Utilizing XGBoost training reports to improve your models

In 2019, AWS unveiled Amazon SageMaker Debugger, a SageMaker capability that enables you to automatically detect a variety of issues that may arise while a model is being trained. SageMaker Debugger captures model state data at specified intervals during a training job. With this data, SageMaker Debugger can detect training issues or anomalies by leveraging built-in or user-defined rules. In addition to detecting issues during the training job, you can analyze the captured state data afterwards to evaluate model performance and identify areas for improvement. This task is made easier with the newly launched XGBoost training report feature. With a minimal amount of code changes, SageMaker Debugger generates a comprehensive report outlining key information that you can use to evaluate and improve the model.

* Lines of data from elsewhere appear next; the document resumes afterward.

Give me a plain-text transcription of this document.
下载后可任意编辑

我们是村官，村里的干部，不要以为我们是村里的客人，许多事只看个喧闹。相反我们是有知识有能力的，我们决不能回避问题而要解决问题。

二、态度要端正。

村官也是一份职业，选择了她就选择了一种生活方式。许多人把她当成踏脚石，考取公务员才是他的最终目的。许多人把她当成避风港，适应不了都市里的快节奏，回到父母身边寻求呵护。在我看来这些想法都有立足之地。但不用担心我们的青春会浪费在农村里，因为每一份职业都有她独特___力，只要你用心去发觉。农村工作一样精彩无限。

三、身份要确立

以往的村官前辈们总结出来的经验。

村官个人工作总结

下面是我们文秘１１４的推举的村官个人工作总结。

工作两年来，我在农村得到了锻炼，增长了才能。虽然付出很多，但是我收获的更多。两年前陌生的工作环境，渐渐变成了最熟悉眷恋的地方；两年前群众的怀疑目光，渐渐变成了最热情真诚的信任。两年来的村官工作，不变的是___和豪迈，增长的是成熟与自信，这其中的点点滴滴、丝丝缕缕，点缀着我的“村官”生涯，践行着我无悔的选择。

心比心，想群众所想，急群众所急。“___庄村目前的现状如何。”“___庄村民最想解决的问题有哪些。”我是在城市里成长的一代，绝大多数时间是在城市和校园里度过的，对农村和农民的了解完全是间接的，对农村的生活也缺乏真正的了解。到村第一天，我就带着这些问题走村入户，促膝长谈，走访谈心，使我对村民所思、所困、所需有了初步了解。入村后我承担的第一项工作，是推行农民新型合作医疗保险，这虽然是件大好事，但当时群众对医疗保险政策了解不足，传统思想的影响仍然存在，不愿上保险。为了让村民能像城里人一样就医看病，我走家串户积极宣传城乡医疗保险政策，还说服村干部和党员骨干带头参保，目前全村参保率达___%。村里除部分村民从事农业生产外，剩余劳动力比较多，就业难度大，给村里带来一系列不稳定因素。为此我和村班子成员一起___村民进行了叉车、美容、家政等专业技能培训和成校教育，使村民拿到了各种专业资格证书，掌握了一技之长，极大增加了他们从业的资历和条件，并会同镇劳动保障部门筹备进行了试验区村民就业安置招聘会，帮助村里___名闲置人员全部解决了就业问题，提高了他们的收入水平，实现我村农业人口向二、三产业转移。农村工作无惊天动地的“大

This post shows you an end-to-end example of training an XGBoost model on Sagemaker and how to enable the automatic XGBoost report functionality in Sagemaker Debugger to quickly and easily evaluate model performance and identify areas of improvement for your model. Even if you don’t have a lot of data science experience, you can still gauge how well the model performs and identify areas of improvement based on information provided by the report. The code from this post is available in the GitHub repo.

Dataset

For this example, we use the dataset from the Kaggle ATLAS Higgs Boson Machine Learning Challenge 2014. With this dataset, we train a machine learning (ML) model to automatically classify Higgs Boson events from others (such as background noise) generated from simulated proton-proton collisions in CERN’s Large Hadron Collider. The data can be obtained directly from CERN. Let’s go through the steps of obtaining the data and configuring the training job. You can follow along with a Jupyter notebook.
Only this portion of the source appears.